Credit Suisse bonds plunge into more trouble -Dlight News

Credit Suisse bonds plunge into more trouble

Credit Suisse’s bonds fell further on Thursday, leaving them firmly in distressed territory even after the troubled lender turned to the Swiss central bank for support and said it would buy back SFr3bn ($3.2bn) in debt.

Credit Suisse dollar bonds maturing in 2027 gave up gains to trade at 66 cents on the dollar, down about 5 percent on the day from the start of the session. Another dollar bond maturing in 2028 fell 13 percent to below 64 cents. Shares of the troubled lender were hurt on Thursday despite a recovery.
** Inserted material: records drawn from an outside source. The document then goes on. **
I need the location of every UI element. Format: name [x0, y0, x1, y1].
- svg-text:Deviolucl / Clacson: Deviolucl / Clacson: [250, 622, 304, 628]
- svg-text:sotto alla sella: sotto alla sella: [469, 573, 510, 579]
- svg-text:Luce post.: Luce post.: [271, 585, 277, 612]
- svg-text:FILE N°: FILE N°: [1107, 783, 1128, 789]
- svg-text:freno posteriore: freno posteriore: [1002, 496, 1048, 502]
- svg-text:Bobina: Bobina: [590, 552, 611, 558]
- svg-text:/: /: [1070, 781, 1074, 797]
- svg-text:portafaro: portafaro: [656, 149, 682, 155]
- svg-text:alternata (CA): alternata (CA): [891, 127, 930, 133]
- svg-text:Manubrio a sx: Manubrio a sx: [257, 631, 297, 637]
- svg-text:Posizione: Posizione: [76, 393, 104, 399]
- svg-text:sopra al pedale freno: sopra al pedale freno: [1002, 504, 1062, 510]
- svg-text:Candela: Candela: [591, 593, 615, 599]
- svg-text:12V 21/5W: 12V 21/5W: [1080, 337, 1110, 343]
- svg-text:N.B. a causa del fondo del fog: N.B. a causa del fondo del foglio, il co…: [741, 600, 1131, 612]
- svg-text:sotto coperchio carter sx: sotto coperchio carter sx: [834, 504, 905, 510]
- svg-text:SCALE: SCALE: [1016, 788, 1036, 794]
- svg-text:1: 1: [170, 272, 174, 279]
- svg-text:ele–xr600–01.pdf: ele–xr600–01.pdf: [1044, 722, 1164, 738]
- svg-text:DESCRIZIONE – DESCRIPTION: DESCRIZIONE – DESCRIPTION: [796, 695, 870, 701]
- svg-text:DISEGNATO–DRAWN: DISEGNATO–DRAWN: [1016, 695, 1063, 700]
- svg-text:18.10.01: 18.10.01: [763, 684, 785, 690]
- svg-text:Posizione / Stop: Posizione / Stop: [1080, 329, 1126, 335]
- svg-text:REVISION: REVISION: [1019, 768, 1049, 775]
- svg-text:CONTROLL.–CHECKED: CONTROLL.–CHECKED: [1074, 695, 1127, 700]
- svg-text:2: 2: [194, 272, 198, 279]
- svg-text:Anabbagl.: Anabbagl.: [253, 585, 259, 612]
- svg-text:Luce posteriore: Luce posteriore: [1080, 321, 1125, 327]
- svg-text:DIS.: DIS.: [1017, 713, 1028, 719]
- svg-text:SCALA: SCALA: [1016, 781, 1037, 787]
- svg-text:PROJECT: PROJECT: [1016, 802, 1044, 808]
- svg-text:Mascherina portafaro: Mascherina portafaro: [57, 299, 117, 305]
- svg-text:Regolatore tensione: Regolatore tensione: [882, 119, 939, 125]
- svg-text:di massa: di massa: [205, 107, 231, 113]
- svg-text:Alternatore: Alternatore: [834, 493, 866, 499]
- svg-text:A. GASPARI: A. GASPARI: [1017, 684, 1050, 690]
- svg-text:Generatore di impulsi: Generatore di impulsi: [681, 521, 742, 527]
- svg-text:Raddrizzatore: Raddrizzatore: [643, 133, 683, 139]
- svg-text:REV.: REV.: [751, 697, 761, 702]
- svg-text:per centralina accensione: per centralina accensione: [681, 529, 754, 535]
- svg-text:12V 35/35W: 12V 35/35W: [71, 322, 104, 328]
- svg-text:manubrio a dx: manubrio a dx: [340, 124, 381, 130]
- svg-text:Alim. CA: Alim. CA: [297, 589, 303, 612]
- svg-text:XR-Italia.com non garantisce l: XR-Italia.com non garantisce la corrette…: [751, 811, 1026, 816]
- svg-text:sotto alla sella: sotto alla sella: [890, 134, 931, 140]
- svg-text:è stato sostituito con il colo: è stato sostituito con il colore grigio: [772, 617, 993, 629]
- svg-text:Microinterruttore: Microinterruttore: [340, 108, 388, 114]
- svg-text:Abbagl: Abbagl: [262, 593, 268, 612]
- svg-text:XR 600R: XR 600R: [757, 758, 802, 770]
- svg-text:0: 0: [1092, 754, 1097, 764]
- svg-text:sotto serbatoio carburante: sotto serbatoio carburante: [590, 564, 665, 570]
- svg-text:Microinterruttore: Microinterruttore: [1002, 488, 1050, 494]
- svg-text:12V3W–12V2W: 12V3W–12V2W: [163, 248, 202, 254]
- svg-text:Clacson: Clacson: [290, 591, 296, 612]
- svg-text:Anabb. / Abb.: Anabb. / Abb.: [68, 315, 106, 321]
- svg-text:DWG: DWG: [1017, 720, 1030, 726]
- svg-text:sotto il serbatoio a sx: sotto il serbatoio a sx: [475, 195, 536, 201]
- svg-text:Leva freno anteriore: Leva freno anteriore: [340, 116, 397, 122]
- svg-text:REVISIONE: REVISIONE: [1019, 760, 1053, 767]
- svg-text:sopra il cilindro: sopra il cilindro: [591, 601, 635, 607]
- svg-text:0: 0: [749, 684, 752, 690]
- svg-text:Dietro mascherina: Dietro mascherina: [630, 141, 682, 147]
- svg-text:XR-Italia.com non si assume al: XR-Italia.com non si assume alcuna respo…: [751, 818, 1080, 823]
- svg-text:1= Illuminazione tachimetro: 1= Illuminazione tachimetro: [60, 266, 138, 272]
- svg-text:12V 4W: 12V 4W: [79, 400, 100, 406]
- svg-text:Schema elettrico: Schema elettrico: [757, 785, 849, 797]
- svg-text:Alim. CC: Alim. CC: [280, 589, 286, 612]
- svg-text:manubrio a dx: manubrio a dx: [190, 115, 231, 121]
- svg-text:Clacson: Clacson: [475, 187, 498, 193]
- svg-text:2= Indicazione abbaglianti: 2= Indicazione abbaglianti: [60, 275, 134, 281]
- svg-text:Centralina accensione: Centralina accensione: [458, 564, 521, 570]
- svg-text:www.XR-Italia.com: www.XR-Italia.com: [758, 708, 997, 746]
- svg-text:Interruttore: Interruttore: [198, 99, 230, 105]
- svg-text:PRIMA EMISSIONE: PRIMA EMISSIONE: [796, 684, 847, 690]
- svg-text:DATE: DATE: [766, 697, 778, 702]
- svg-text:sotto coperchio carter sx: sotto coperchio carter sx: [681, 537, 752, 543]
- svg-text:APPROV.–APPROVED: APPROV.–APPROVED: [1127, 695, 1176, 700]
Prices below 70 cents are generally considered a marker of distress, meaning that the borrower is less likely to meet its payment obligations to debt holders. The bonds in question were trading in the 80s and 90s, respectively, on Monday, but have fallen sharply this week after the president of the Saudi National Bank ruled out further investment in Credit Suisse’s main shareholder, the Swiss bank.

US institutions also followed the failures of Silicon Valley Bank and Signature Bank in recent days, raising fears over the health of the broader global banking system and sending shockwaves through financial markets.

Credit Suisse sought to reassure investors late on Wednesday by announcing plans to borrow up to SFr50bn from the Swiss central bank and buy back some of its debt to improve liquidity. The bank has placed a tender offer to buy up to $2.5bn of 10 dollar-denominated senior debt securities maturing between 2023 and 2025.

It also offered to buy four euro-nominated senior debt securities of up to €500mn, with both offers expiring on 22 March.

Some of the bank’s bonds rose on Thursday, with the dollar instrument maturing in May 2023 – included in the list for repurchase by Credit Suisse – adding 4.7 percent to about 97 cents on the dollar. The May bond is first in line for the bank’s buyback operation, followed by the August 2023 bond which was trading at 96 cents, up more than 10 percent on Thursday.

But the significant pressure on other Credit Suisse debt securities underscores continued concerns about the bank’s liquidity and access to capital, highlighting the impact of much higher interest rates since SVB’s collapse. The tech-focused bank sold its bond portfolio at a steep loss due to a rush of deposit outflows.

Credit Suisse has been rocked by various scandals in recent years, including the biggest trading loss in its 167-year history after the execution of Arcagos Capital and the closure of a $10bn investment fund linked to failed finance firm Greensil.

The cost of Credit Suisse buying insurance against default on its debt has risen further in recent days, according to so-called credit default swaps tracked by Bloomberg. The bank’s five-year dollar CDS rose more than 1,000 basis points this week, from 462bp as recently as last Friday.